If we rewind by a couple of months when Hizbul terrorist Riyaz Naikoo was slaughtered by the security forces, we would remember how the entire left-liberal ecosystem was sympathising with Naikoo.
India’s mainstream media outlets and terror romanticists couldn’t stop making a benign mathematics teacher out of a brutal terrorist.
The same thing had happened when another Hizbul Commander, Burhan Wani was killed in 2016. Even then the elitist intelligentsia suffered from definitional issues.
Barkha Dutt tweeted, “Burhan Wani Hizbul commander, son of school headmaster who used social media as weapon of war, killed in Anantag. BIG STORY.”
Breaking: Burhan Wani hizbul commander, son of school headmaster who used social media as weapon of war, killed in Anantag. BIG STORY
— barkha dutt (@BDUTT) July 8, 2016
Victimhood can also translate into victim-bashing especially when the victim is a Brahmin. So, when Kashmiri Pandits tried speaking up about the heart-wrenching barbarity that they had to go through in 1989, there were attempts to dismiss the victims as elites.
Dutt said, “In fact, history has turned full circle for the Kashmiri Pandits. Today hapless victims, they were once privileged elites of the valley. They may have been a minority but at that time, they had monopolised government jobs, plum postings and other such social benefits…”
Victimhood as such is not limited to Kashmir, nor is it limited to the idea of religion alone.
Therefore, when an ex-AAP Councillor Tahir Hussain was booked for involvement in the gruesome anti-CAA riots in Delhi in February this year, his religious identity was raked up.
AAP MLA Amanatullah Khan had said, “Today, Tahir Hussain is being punished because he is a Muslim. Perhaps the biggest crime today in India is to be Muslim. It may also be proved in the coming times that Tahir Hussain has committed the violence in Delhi.”

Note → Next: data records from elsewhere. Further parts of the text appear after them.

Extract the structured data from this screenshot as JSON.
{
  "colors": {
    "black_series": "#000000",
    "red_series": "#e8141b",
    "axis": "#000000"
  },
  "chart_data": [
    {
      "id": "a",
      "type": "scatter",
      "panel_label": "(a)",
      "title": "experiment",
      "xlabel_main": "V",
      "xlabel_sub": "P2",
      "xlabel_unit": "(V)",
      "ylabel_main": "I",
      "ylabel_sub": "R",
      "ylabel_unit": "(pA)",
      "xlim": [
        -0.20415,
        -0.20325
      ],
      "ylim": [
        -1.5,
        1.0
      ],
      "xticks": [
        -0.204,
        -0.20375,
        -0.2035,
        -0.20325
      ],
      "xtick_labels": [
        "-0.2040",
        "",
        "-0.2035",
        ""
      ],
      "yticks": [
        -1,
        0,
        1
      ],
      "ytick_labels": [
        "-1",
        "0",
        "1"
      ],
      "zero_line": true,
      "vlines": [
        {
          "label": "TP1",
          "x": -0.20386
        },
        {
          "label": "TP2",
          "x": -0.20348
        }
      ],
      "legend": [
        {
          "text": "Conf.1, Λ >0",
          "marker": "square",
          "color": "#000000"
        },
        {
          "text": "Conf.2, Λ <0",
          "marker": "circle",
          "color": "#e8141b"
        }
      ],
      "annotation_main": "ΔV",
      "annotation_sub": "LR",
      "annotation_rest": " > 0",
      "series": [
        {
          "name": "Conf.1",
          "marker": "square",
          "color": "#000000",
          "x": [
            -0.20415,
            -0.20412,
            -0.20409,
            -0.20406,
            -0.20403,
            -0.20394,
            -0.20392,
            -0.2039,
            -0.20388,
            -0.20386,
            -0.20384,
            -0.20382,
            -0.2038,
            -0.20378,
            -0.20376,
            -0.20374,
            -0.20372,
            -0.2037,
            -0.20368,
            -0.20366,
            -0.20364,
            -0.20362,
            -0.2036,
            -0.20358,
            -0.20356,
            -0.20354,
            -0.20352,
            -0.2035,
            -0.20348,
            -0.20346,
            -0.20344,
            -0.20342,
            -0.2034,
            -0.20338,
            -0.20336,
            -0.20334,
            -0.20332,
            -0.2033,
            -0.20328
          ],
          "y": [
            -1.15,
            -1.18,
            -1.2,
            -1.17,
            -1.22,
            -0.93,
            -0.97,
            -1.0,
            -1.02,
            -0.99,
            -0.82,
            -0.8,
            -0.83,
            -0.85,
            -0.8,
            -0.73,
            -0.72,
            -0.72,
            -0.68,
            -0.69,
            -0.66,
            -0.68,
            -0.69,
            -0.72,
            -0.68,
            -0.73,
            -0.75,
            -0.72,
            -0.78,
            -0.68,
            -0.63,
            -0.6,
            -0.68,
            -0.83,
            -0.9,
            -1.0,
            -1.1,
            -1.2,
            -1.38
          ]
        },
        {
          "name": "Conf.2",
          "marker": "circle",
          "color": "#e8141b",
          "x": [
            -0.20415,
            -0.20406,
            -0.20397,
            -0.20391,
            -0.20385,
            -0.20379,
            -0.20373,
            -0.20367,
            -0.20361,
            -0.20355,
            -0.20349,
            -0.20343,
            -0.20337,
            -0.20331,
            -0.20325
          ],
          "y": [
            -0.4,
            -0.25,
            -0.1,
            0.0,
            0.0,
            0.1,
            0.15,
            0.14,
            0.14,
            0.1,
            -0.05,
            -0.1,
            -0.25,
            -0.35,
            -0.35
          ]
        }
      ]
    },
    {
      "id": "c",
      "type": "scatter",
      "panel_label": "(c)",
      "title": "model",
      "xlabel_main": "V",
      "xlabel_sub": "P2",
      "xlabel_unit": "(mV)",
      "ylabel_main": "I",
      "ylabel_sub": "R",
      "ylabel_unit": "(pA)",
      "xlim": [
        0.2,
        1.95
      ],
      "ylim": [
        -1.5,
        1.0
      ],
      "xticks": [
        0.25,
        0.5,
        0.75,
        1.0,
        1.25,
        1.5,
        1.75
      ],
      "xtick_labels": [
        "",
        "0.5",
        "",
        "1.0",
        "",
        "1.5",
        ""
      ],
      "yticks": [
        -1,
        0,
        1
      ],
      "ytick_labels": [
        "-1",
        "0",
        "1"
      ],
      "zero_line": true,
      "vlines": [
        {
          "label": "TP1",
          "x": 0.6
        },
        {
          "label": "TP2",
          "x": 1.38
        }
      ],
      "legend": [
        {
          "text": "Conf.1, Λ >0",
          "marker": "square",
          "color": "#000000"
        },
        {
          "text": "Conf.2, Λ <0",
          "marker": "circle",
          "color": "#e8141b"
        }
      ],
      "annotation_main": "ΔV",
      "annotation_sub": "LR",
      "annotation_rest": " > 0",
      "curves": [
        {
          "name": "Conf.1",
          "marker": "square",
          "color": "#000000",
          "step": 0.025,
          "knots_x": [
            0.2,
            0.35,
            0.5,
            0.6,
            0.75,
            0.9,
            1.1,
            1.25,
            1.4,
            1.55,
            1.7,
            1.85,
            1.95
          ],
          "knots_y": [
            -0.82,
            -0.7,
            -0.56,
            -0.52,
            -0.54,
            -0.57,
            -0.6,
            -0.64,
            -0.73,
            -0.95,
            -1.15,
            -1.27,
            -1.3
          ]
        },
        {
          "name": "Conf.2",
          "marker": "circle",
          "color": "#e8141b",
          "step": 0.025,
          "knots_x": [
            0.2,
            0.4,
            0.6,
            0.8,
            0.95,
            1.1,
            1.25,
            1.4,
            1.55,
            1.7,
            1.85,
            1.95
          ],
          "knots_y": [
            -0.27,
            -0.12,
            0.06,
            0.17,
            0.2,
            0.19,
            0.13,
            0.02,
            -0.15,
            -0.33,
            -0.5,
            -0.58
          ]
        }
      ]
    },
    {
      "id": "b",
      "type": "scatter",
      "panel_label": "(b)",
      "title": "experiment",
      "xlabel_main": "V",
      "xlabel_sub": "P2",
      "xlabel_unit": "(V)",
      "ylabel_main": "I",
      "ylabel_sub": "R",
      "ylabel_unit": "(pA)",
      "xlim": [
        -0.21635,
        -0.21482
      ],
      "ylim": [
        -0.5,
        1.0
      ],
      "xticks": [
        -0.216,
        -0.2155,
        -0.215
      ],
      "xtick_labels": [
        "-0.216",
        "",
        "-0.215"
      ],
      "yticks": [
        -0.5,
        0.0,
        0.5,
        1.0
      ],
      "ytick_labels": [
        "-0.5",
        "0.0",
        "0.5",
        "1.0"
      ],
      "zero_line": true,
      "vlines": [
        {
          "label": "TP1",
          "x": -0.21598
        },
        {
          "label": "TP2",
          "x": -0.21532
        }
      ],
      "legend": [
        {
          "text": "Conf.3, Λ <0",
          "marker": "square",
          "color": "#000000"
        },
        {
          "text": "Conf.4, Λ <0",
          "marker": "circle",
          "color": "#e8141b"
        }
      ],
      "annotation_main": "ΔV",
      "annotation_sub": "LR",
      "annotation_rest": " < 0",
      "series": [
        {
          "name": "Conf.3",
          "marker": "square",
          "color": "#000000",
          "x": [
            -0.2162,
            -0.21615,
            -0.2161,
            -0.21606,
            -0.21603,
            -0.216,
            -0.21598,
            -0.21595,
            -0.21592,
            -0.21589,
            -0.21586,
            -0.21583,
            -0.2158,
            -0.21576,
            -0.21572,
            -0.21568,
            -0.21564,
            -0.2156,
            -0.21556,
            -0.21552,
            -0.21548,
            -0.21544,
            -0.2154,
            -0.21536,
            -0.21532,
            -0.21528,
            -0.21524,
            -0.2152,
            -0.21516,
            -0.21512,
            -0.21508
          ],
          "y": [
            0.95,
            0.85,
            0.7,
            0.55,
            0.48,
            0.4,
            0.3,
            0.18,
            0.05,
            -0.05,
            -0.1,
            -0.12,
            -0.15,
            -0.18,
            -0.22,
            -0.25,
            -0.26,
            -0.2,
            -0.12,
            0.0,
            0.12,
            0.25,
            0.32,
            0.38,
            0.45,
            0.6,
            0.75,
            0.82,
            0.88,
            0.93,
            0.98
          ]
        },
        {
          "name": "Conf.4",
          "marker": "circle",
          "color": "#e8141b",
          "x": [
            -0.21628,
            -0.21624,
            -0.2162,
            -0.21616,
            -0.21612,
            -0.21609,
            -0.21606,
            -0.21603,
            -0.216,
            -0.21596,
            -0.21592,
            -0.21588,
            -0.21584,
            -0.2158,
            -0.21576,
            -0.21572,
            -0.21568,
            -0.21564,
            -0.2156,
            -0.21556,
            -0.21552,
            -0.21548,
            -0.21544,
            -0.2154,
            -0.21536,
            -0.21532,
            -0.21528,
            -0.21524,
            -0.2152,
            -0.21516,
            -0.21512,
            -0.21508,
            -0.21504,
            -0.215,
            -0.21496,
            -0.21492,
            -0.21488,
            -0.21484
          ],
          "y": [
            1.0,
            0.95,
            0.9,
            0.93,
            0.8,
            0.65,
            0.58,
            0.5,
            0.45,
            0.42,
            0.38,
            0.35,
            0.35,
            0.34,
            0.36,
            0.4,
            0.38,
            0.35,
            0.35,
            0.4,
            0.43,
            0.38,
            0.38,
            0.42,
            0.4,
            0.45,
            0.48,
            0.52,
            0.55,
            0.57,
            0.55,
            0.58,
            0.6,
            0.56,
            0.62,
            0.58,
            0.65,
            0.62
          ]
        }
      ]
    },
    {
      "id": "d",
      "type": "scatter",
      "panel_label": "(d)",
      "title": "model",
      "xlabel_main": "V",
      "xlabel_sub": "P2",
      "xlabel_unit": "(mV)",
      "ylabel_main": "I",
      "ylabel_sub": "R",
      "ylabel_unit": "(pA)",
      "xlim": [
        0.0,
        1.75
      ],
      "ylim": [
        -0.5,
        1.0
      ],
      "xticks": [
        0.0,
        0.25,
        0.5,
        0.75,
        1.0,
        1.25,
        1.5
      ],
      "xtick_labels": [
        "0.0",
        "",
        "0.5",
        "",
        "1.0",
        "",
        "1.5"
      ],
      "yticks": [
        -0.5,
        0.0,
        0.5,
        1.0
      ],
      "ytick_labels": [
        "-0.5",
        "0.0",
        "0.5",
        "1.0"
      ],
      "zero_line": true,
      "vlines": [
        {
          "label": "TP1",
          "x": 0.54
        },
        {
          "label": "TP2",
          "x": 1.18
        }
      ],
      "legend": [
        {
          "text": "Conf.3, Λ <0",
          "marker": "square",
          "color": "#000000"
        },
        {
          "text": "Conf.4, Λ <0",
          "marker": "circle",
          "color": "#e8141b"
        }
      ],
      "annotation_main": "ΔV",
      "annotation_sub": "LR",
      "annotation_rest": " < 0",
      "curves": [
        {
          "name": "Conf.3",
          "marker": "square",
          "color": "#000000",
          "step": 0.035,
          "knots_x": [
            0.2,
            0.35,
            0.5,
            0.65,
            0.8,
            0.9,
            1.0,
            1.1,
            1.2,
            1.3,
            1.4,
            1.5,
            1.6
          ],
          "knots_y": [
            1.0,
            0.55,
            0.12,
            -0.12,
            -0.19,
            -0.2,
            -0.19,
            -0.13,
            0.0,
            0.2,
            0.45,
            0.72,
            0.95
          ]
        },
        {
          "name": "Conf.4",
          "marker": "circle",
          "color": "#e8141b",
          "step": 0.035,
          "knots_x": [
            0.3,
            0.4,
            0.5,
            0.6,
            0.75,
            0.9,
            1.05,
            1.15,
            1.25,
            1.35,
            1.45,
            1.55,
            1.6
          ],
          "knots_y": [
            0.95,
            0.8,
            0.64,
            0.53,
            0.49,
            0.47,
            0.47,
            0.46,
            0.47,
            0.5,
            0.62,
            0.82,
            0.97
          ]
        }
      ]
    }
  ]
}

And why just Tahir Hussain, even Sharjeel Imam who had said, “The Chicken’s neck belongs to the Muslims, that area is dominated by Muslims,” has his own set of supporters.
Vikas Dubey arrested and not one voice in his support.
Sharjeel Imam arrested, one whole wing supported him.
Difference
— Sanjay Mishra हरि ॐ 🇮🇳 (@sanjayswadesh) July 9, 2020
In fact, the entire narrative of Maoist sympathisers across the country is based on the idea of painting a particular class- the so-called Upper Caste Hindus as the aggressors and the deprived classes as the victims.
Such narratives of victimhood and notions of brutal retributive justice are then used to support Naxal elements that want to overthrow the Indian State. The deprivation of the Adivasis and Dalits has been relentlessly used by elements both within and outside the so-called Upper Castes fold to protect radical Islamist elements in Kashmir and gangsters or murderers elsewhere.
But when a Vikas Dubey is arrested, we are happy that no one comes out to protect him. A gangster, after all, deserves no mercy whichever caste or religion he may come from. The might of the Indian legal system must prevail and the question of caste or religion shouldn’t arise.
#VikashDubey arrested:
He is a Brahmin. Yet you won’t see any Hindu tweeting in solidarity. No one will “stand with him”. No Brahmin will cry injustice or prejudice. Basically the question of religion and caste won’t even arise.